EDINBURG — Starr County stories — the real stories — are not ones you’ll always find in a textbook.
That was one of the topics that Jesus “Chuy” Correa, a Ciudad Miguel Alemán, Tamaulipas native spoke on during the monthly speaker series at the Museum of South Texas History.
Years after continuous research, Correa, 71, compiled information on Starr County and gave the audience of about 30 a synopsis on his latest book, “The Real Stories of Starr County, Rio Grande, Roma, Escobares, La Grulla, and Vicinity 1582-1900.”
“This is my own personal history research, and from my point of view history sometimes doesn’t say (this information) in federal books or school books,” Correa said. “I’m trying to explain and today I would like to tell you the most important things of the history of Starr County.”
He gave a short dialect on general history, from when Native Americans ruled the new world to the ventures of Christopher Columbus in 1492, when he landed in North America, and explored what is now the United States and Mexico.

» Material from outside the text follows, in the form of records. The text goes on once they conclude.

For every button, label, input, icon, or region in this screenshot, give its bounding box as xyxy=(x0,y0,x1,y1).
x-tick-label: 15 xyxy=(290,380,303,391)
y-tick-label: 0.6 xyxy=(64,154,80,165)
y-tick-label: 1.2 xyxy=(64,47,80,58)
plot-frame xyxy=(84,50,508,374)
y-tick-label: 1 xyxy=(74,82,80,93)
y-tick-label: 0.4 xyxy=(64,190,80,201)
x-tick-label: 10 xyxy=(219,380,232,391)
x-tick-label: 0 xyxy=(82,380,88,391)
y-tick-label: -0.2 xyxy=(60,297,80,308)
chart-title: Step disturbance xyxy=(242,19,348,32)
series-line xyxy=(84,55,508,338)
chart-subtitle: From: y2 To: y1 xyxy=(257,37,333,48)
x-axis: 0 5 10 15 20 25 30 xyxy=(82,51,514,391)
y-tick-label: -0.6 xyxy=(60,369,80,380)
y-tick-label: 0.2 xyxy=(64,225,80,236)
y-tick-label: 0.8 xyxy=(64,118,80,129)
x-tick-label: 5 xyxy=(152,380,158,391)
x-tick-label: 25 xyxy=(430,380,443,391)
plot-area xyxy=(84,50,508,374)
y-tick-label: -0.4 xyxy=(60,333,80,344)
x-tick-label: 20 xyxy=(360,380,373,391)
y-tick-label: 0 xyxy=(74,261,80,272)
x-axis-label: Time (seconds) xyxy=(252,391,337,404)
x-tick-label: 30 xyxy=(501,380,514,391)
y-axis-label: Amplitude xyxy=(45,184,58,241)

He slowly made his way to the earliest of days of Starr County, explaining how Roma and Rio Grande City were named.
Rio Grande City had two names prior to its current one, which came about in 1848 by Blas María de la Garza Falcón, a Spanish captain and settler of Tamaulipas in 1752. Some people dispute this history. Previously it was known as “Ranchito De La Lomitas” before being renamed to Rancho De Los Garzas.
The Tamaulipas native also spoke about Henry Clay Davis, born in Georgia on Sept. 29, 1814 and was a soldier, merchant, landowner, and ultimately, became a founder of Starr County. He also said a descendant of Davis was in attendance.
Correa also discussed the history of Roma-Los Saenz, Texas and the Battle of Fort Ringgold with illustrations of the buildings in the area then and now.
Correa said he loves learning about where he comes from and the history of towns.
“My first research begins in Guerrero Viejo (Tamaulipas) when I saw Clay (Davis) and house of Gutierrez De La Guerra,” he said. “I love history. I’ve been researching all of our history and of Starr County and all this area.”
“In these books, you’re not going to find the information you would find in school textbooks,” Correa said. “This is my goal, tell the real truth and that’s why I call it, the Real Stories because Rio Grande City doesn’t accept Blas María de la Garza Falcón as its founder.”
As part of his presentation, Correa had a table of artifacts laid out such as wood-carving tools, stones, reference books, and a mock-up steamboat called “Bessie” that he built. The original was used for navigational purposes along the Rio Grande during the late 1800s and early 1900s.
He also encouraged anyone to visit Starr County, learn the history and visit the older buildings that remain.
If you would like more information on Jesus “Chuy” Correa’s novel, “The Real Stories of Starr County, Rio Grande, Roma, Escobares, La Grulla, and Vicinity 1582 – 1900,” the book may be purchased at the museum’s store.
Correa has also had works in previously published novels, “History of Ciudad Miguel Aleman, Tamaulipas” released in 2002, “A History of Christopher Columbus” released in 2005 and “The History of Roma, Texas” released in 2009.